/boot fills up after many kernel upgrades

Bug #1037285 reported by Robert Hensing
52
This bug affects 11 people
Affects Status Importance Assigned to Milestone
ubuntu-meta (Ubuntu)
Confirmed
Undecided
Unassigned

Bug Description

THIS ISSUE MAY PREVENT SECURITY UPDATES TO THE KERNEL.

Obsolete versions of the kernel remain installed on a system, causing a full /boot or wasting space on single-partition installations.
This has the effect that (some) software updates no longer work (at least those to the kernel):

update-initramfs: Generating /boot/initrd.img-3.2.0-29-generic

gzip: stdout: No space left on device
[...]
Errors were encountered while processing:
 initramfs-tools
E: Sub-process /usr/bin/dpkg returned an error code (1)

To resolve this, the user must figure out which packages to deinstall. A novice user will not know what to do.

Revision history for this message
Jamie Strandboge (jdstrand) wrote : Bug is not a security issue

Thanks for taking the time to report this bug and helping to make Ubuntu better. We appreciate the difficulties you are facing, but this appears to be a "regular" (non-security) bug. I have unmarked it as a security issue since this bug does not show evidence of allowing attackers to cross privilege boundaries nor directly cause loss of data/privacy. Please feel free to report any other bugs you may find.

security vulnerability: yes → no
visibility: private → public
Revision history for this message
Launchpad Janitor (janitor) wrote :

Status changed to 'Confirmed' because the bug affects multiple users.

Changed in ubuntu-meta (Ubuntu):
status: New → Confirmed
Revision history for this message
Shaun Crampton (fasaxc) wrote :

Some thoughts on this bug:

When /boot does run out of space, it causes the next install of a kernel package to fail, leaving the package in a broken state as far as apt is concerned. That makes it impossible to remove the old kernel packages using apt: apt won't remove packages until you successfully run apt-get -f install to fix broken packages but apt-get -f install won't run until you remove the old packages.

That means that the only way to get things working again is to manually remove some old files from /boot, then run apt-get -f install and then apt-get remove to remove the old kernel packages. That's a real pain for a technical user like myself but it's impossible for a non-technical user.

This bug might not be a security vulnerability in its own right but it can certainly compound other security vulnerabilities. Being stuck with an unpatched kernel even though you have a cron job that does a sudo apt-get upgrade every night could be a big problem.

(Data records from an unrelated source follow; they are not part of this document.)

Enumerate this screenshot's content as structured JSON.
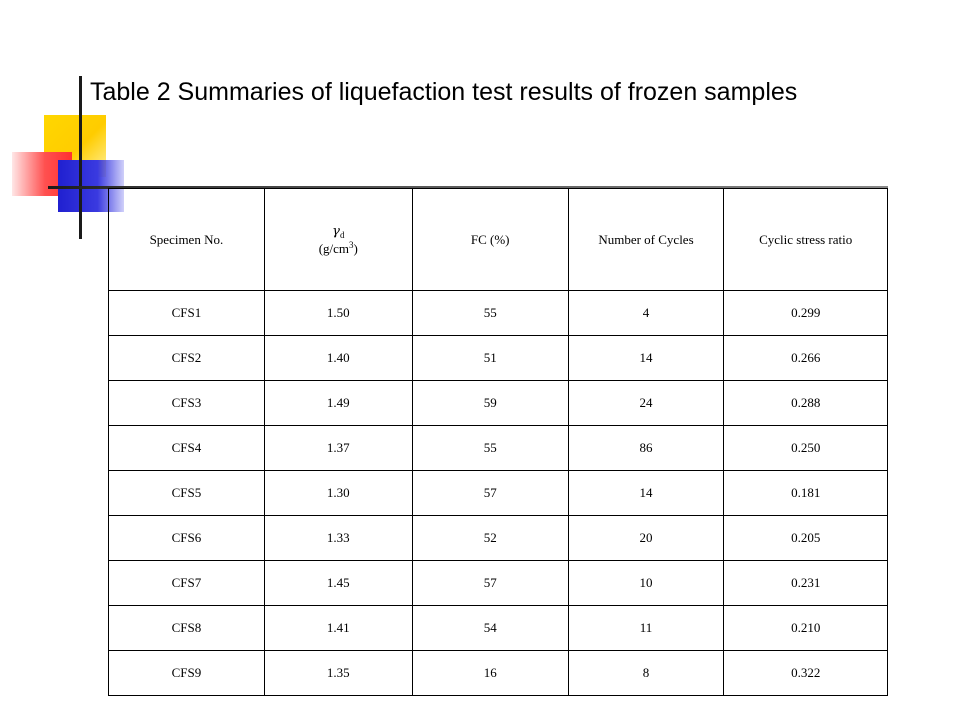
{
  "title": "Table 2 Summaries of liquefaction test results of frozen samples",
  "table": {
    "headers": {
      "specimen": "Specimen No.",
      "density_symbol": "γ",
      "density_subscript": "d",
      "density_unit_prefix": "(g/cm",
      "density_unit_power": "3",
      "density_unit_suffix": ")",
      "fc": "FC (%)",
      "cycles": "Number of Cycles",
      "csr": "Cyclic stress ratio"
    },
    "rows": [
      {
        "specimen": "CFS1",
        "density": "1.50",
        "fc": "55",
        "cycles": "4",
        "csr": "0.299"
      },
      {
        "specimen": "CFS2",
        "density": "1.40",
        "fc": "51",
        "cycles": "14",
        "csr": "0.266"
      },
      {
        "specimen": "CFS3",
        "density": "1.49",
        "fc": "59",
        "cycles": "24",
        "csr": "0.288"
      },
      {
        "specimen": "CFS4",
        "density": "1.37",
        "fc": "55",
        "cycles": "86",
        "csr": "0.250"
      },
      {
        "specimen": "CFS5",
        "density": "1.30",
        "fc": "57",
        "cycles": "14",
        "csr": "0.181"
      },
      {
        "specimen": "CFS6",
        "density": "1.33",
        "fc": "52",
        "cycles": "20",
        "csr": "0.205"
      },
      {
        "specimen": "CFS7",
        "density": "1.45",
        "fc": "57",
        "cycles": "10",
        "csr": "0.231"
      },
      {
        "specimen": "CFS8",
        "density": "1.41",
        "fc": "54",
        "cycles": "11",
        "csr": "0.210"
      },
      {
        "specimen": "CFS9",
        "density": "1.35",
        "fc": "16",
        "cycles": "8",
        "csr": "0.322"
      }
    ]
  }
}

I suspect that more users will be affected by this bug but the lack of a clear error probably means that non-technical users just give up or ignore it.

Revision history for this message
David White (cppege-david-9ei9ny) wrote :

This is definitely a security risk, and also a usability problem. If we are updating kernels because of security fixes then surely a bug which prevents an update is perpetuating the security risk.

Also, this makes managing ubuntu servers and desktops a headache. Remember, Ubuntu is for humans and humans don't like headaches.

Revision history for this message
Gordon (kmputerguy) wrote :

When I installed 14.04 server it gave me the option to automatically install updates. I picked yes. I logged in a year later to find that my servers had installed three updates, then ran into this bug and stopped. In fact, kernel updates come out so often that half the time I try to install software apt is in a broken state because of this.

I could almost understand this kind of behaviour if having a cronjob do apt-get upgrade was a non-standard setup, but if it's an option in the installer? Unacceptable, and stupid.

A bug that completely breaks all security updates *should* be considered a security bug. If Microsoft made the same mistake we'd lose no time in mocking them for their insecure OS. Why should we hold ourselves to a different standard?

My suggestion for a fix would be to fix apt-get autoremove to skip the current running kernel. That way, autoremove can be triggered automatically right after update without worrying about screwing up the currently running kernel.

Revision history for this message
spike speigel (frail-knight) wrote :

bug # 1515513 is a contributing factor. DKMS has been patched upstream for that particular bug. Not sure when Ubuntu will update or incorporate the patch into their packaged version of dkms.

Are there any other files left behind after kernel updates that might cause these kinds of update problems? Are there different circumstances in which a file may or may not be deleted?

It affects every install that uses dkms and updates kernels in the long run.

This doesn't put any Linux distribution in a favorable light.

This bug eventually leaves the system in an insecure, unstable state.

And this has been happening since at least 2012 (that's when I first noticed updates failing due to lack of space in /boot). As others have stated, it is impossible to resolve manually for those who are not technical and just want to use the desktop. My father has actually had this happen on the Ubuntu install I set up for him.

I agree. I think it should be handled as a security issue with a higher priority.